An Amazon package delivered before the expected arrival date, a bunch of flowers from a secret admirer, or seeing that the new season of your favorite series has finally been released on Netflix. 

I love surprises, which is why it is no surprise that I decided to write an essay on being surprised. 

I don’t know much about music and I knew absolutely nothing about harmonic surprise before writing this essay, which made the writing process so much more enjoyable – there was a surprise around every corner. 

The biggest surprise?

How much L&D can learn from music and the way music is enjoyed. 

The article that led to my curiosity was written in reaction to two studies done on harmonic surprise and the changing preference for harmonic surprise in popular music.

If you’re like me you might be thinking “Okay, hold up, what’s harmonic surprise and why should I keep reading? I’m here for the learning content, not for music. I have Spotify for that.” 

Well, sit tight and allow me to take you on a harmonic journey that will surprise you with some valuable L&D nuggets. 

Harmonic surprise is that moment when the song you’re listening to deviates from what you expected. Think Bohemian Rhapsody by Queen or Oh! Darling by The Beatles. And bringing it back into the present for all the Gen X’s and Millenials, think This is America by Childish Gambino


The studies found that people like to be surprised and that over time, people’s preference for surprise is increasing. So as we go down the decades, each new group of hip young teens (the cohort who largely dictates which songs end up on the top of the charts) likes to be surprised a little bit more than the previous group. 

Why is this? 

Your music expectations are largely based on what music you were exposed to early on. To a Baby Boomer teen Oh! Darling might have been hella surprising, but a Millennial who grew up listening to The Beatles in their parents’ homes won’t be too impressed. They expect a certain level of surprise already, so to delight them, musicians need to add even more surprise. Music must continuously evolve and grow to keep us interested.


Here’s a quick test to prove (or disprove, I’m open to being surprised) my point about how hip young teens between 14 and 19 are driving the popularity of songs on the Billboard Hot 100. Keep in mind that the position of a song on the billboard is influenced by three things: radio airplay audience impressions, sales data, and streaming activity. Does this preclude you already? When was the last time you paid for a song or listened to the radio? And do you, like me, listen to the same nostalgic playlist on Spotify over and over again instead of exploring what’s new? 

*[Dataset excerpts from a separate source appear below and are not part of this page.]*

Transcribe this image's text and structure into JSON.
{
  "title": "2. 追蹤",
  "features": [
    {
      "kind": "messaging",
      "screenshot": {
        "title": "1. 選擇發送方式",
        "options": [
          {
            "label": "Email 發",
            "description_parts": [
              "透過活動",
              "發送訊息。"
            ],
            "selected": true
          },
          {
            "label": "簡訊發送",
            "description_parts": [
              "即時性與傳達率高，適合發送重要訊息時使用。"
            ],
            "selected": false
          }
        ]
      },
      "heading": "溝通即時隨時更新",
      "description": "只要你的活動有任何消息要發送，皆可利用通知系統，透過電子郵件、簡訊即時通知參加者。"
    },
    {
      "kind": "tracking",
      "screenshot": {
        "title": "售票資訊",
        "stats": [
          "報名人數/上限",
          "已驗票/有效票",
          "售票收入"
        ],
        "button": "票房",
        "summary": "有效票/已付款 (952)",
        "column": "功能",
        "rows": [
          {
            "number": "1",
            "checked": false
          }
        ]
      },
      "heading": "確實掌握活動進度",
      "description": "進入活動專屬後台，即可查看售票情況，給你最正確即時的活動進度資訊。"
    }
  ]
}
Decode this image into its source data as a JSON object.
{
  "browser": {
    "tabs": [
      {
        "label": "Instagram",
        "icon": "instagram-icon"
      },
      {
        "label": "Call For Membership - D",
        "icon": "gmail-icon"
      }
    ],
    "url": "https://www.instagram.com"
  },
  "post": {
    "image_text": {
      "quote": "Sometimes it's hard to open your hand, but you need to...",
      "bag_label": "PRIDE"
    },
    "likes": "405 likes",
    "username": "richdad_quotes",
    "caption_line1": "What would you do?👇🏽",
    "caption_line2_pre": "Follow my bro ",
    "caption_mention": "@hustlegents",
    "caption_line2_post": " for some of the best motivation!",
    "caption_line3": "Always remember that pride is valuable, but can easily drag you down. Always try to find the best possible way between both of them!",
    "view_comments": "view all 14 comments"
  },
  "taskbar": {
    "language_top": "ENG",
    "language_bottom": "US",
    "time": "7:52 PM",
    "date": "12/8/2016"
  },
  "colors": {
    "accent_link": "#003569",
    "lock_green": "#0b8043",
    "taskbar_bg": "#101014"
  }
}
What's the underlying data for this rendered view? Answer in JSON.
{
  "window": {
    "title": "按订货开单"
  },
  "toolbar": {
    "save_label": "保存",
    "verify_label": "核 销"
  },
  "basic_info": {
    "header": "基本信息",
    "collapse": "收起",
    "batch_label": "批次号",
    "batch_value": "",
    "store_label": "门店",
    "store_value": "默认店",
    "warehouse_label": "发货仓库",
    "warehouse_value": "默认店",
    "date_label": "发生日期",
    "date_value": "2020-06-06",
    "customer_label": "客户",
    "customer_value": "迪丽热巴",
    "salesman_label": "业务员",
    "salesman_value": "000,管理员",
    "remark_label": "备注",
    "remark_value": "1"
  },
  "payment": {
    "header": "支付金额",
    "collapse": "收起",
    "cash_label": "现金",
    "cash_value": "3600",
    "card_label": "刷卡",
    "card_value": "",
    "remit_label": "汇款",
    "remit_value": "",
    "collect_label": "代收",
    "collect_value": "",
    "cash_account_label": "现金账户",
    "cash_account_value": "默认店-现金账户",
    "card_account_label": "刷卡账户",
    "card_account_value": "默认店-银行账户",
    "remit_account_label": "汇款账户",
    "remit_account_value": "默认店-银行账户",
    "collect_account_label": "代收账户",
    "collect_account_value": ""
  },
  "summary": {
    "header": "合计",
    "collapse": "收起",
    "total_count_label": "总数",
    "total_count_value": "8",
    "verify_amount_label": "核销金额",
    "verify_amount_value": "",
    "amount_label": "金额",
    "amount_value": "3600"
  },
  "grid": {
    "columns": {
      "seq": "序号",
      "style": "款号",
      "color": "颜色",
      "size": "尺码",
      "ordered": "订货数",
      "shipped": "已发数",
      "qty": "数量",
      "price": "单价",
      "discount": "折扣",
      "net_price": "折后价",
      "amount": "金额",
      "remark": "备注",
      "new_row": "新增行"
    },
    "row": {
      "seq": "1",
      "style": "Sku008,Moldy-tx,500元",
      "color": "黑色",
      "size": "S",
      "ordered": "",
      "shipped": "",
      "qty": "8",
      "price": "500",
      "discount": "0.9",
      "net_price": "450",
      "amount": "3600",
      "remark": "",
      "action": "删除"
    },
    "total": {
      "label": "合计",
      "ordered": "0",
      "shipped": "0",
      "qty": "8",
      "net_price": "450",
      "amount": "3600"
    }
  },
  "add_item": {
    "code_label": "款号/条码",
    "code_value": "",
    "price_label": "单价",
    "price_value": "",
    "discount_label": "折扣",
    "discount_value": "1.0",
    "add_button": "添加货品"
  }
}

If you’re still in the game, here’s the test: What are the top 5 songs on the Billboard Hot 100 right now? Click here to check your answers. 

Could you name just one? I couldn’t. 

Four of the five songs at the time I did the test were familiar to me though. I had heard these songs before, but I wouldn’t have been able to tell you the title or the artist or how popular the song was before heading over to the chart. Popular music manages to seep through into our lives even if we’re not actively listening to this music. It becomes intertwined with the cultural fibers of the time in which it was created. 

This brings up another area of music I want to explore: the influence of pop culture on our music preferences. Music is powerful, it’s nostalgic, it allows us to build our identity, and to belong. Music is the reason why I wore Spice Girl shoes as a pre-teen and perhaps why you had frosted tips, wore baggy clothes, then skinny jeans, or only wore black before capsule wardrobe was a buzzword. 

To summarize:

  • People like surprises,
  • preference is not static,
  • music and culture are inseparable and 
  • evolution is necessary for success.

At Curious Lion we’re not in the business of music, we’re in the business of learning. So let’s transport these takeaways to the world of learning design.

Surprise = Learning

Studies have found that babies who were surprised learned faster and more efficiently than babies who were not. Think about playing peekaboo with a baby. It’s the surprise that makes them laugh and start to learn about object permanence.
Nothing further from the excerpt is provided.